I knew if I did, I would run back to that car, throw myself on the hood, and never look back at my house, New York, and the life I’d painstakingly built for five years.
I’d just follow Dante blindly into the night.
The door to my house swung open, and Beau stood there, backlit by a halo of warm light.
“Elena,” he said, so much in the one word I made a note to ask him how he did that so I could try to learn.
And then I collapsed into his open arms and gave up trying to stand.
Behind me, the car pulled away soundlessly and disappeared down the street.
Beau made me shower.
Which was fair.
I was covered in the blood of my father and my lover.
I should have been disgusted by it, but I was only numb as I stood under the hot spray and let it sluice over me, pink water swirling around the drain.
Beau was waiting when I got out, holding the towel out for me like a child. I didn’t say a word. He hugged me in the fabric as I stepped into it, rocking me back and forth for a moment.
“I don’t know what to say,” he admitted into my ear as he held me close. “I want to give you advice, but how can I? A stranger named Marco calls to tell me to be at your place ‘stat’ and not to be alarmed that you’re covered in blood.”
He sighed raggedly as he turned me in his arms to face him. “Lena, I was gone for six weeks, and I come back to find you shacked up with a mafioso?”
“He’s more than that,” I whispered impulsively. “I-I can’t explain how much.”
Beau’s blue eyes widened as they searched my face.
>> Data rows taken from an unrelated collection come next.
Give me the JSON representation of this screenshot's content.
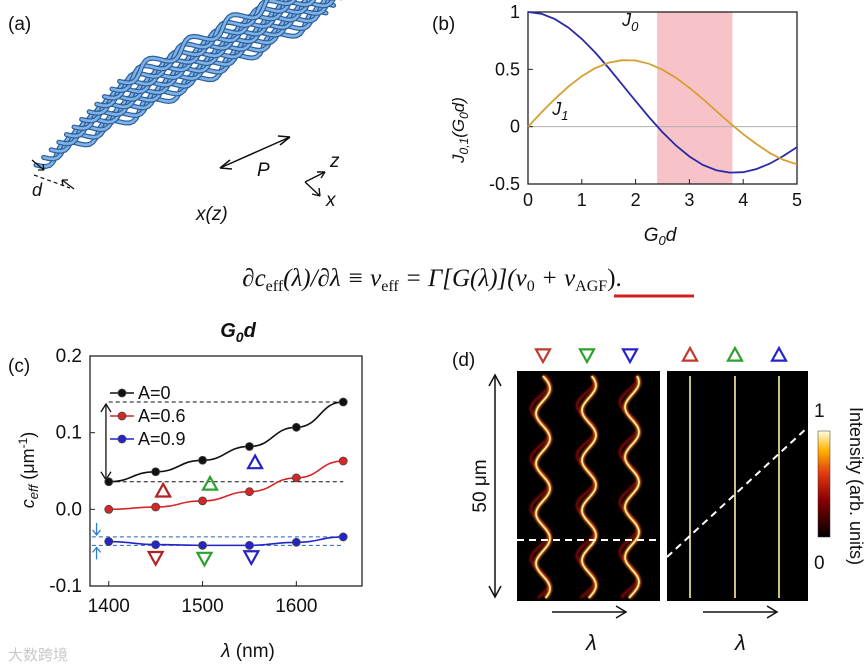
{
  "panel_a": {
    "label": "(a)",
    "d_label": "d",
    "p_label": "P",
    "z_label": "z",
    "x_label": "x",
    "xz_label": "x(z)"
  },
  "equation": {
    "text": "∂c_eff(λ)/∂λ ≡ ν_eff = Γ[G(λ)](ν_0 + ν_AGF).",
    "lhs": "∂c",
    "eff1": "eff",
    "mid1": "(λ)/∂λ ≡ ν",
    "eff2": "eff",
    "mid2": " = Γ[G(λ)](ν",
    "zero": "0",
    "plus": " + ν",
    "agf": "AGF",
    "end": ")."
  },
  "chart_data": [
    {
      "panel": "(b)",
      "type": "line",
      "title": "",
      "xlabel": "G0d",
      "ylabel": "J0,1(G0d)",
      "xlim": [
        0,
        5
      ],
      "ylim": [
        -0.5,
        1
      ],
      "xticks": [
        "0",
        "1",
        "2",
        "3",
        "4",
        "5"
      ],
      "yticks": [
        "-0.5",
        "0",
        "0.5",
        "1"
      ],
      "highlight_band": [
        2.4,
        3.8
      ],
      "series": [
        {
          "name": "J0",
          "label_main": "J",
          "label_sub": "0",
          "color": "#2a2aa8",
          "x": [
            0,
            0.25,
            0.5,
            0.75,
            1,
            1.25,
            1.5,
            1.75,
            2,
            2.25,
            2.5,
            2.75,
            3,
            3.25,
            3.5,
            3.75,
            4,
            4.25,
            4.5,
            4.75,
            5
          ],
          "values": [
            1,
            0.984,
            0.938,
            0.864,
            0.765,
            0.646,
            0.512,
            0.369,
            0.224,
            0.083,
            -0.048,
            -0.164,
            -0.26,
            -0.334,
            -0.38,
            -0.401,
            -0.397,
            -0.369,
            -0.321,
            -0.255,
            -0.178
          ]
        },
        {
          "name": "J1",
          "label_main": "J",
          "label_sub": "1",
          "color": "#d4a030",
          "x": [
            0,
            0.25,
            0.5,
            0.75,
            1,
            1.25,
            1.5,
            1.75,
            2,
            2.25,
            2.5,
            2.75,
            3,
            3.25,
            3.5,
            3.75,
            4,
            4.25,
            4.5,
            4.75,
            5
          ],
          "values": [
            0,
            0.124,
            0.242,
            0.349,
            0.44,
            0.511,
            0.558,
            0.58,
            0.577,
            0.548,
            0.497,
            0.426,
            0.339,
            0.241,
            0.137,
            0.032,
            -0.066,
            -0.152,
            -0.231,
            -0.29,
            -0.328
          ]
        }
      ]
    },
    {
      "panel": "(c)",
      "type": "line",
      "title": "G0d",
      "xlabel": "λ (nm)",
      "ylabel": "ceff (μm-1)",
      "xlim": [
        1380,
        1670
      ],
      "ylim": [
        -0.1,
        0.2
      ],
      "xticks": [
        "1400",
        "1500",
        "1600"
      ],
      "yticks": [
        "-0.1",
        "0.0",
        "0.1",
        "0.2"
      ],
      "x": [
        1400,
        1450,
        1500,
        1550,
        1600,
        1650
      ],
      "series": [
        {
          "name": "A=0",
          "color": "#111111",
          "values": [
            0.036,
            0.049,
            0.064,
            0.082,
            0.107,
            0.14
          ]
        },
        {
          "name": "A=0.6",
          "color": "#d62728",
          "values": [
            0.0,
            0.003,
            0.011,
            0.023,
            0.041,
            0.063
          ]
        },
        {
          "name": "A=0.9",
          "color": "#2424c8",
          "values": [
            -0.042,
            -0.046,
            -0.047,
            -0.047,
            -0.043,
            -0.036
          ]
        }
      ],
      "markers": [
        {
          "shape": "up",
          "color": "#b22222",
          "x": 1458,
          "y": 0.024
        },
        {
          "shape": "up",
          "color": "#2ca02c",
          "x": 1508,
          "y": 0.033
        },
        {
          "shape": "up",
          "color": "#2424c8",
          "x": 1556,
          "y": 0.061
        },
        {
          "shape": "down",
          "color": "#b22222",
          "x": 1450,
          "y": -0.063
        },
        {
          "shape": "down",
          "color": "#2ca02c",
          "x": 1502,
          "y": -0.064
        },
        {
          "shape": "down",
          "color": "#2424c8",
          "x": 1552,
          "y": -0.062
        }
      ]
    }
  ],
  "panel_d": {
    "label": "(d)",
    "scale_label": "50 μm",
    "lambda_label": "λ",
    "colorbar_title": "Intensity (arb. units)",
    "colorbar_max": "1",
    "colorbar_min": "0",
    "colors": {
      "down_red": "#c0392b",
      "down_green": "#2ca02c",
      "down_blue": "#2424c8"
    }
  },
  "watermark": "大数跨境"
}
He pushed a wet lock of hair back from my forehead and then pulled me in for another hug. “Okay, Lena.”
I sighed into the hug, trying to take comfort from the short, slender arms of my friend when I ached for the all-encompassing embrace of another man.
“Why don’t you get dressed, and I’ll make some tea, okay?” he suggested as he pulled away.
He kept looking at me like maybe I would turn to dust if he did something wrong. I tried to reassure him with a little smile, but it felt like cracked plastic between my teeth.
“Sure.”
He left with one last look over his shoulder.
My wrists and ankles were aching, cut open into smooth circles by the zip lines. I pulled out the antibiotic ointment and hissed as I tended to the wounds before getting dressed in a comfortable cashmere set. I brushed my hair and teeth, then moisturized my face and body all on autopilot.
If I didn’t think, I wouldn’t think of him.
Or the fact that I’d probably killed my father.
Patricide.
That was what it was called.
A class-C felony for manslaughter.
Maximum fifteen years in prison if convicted.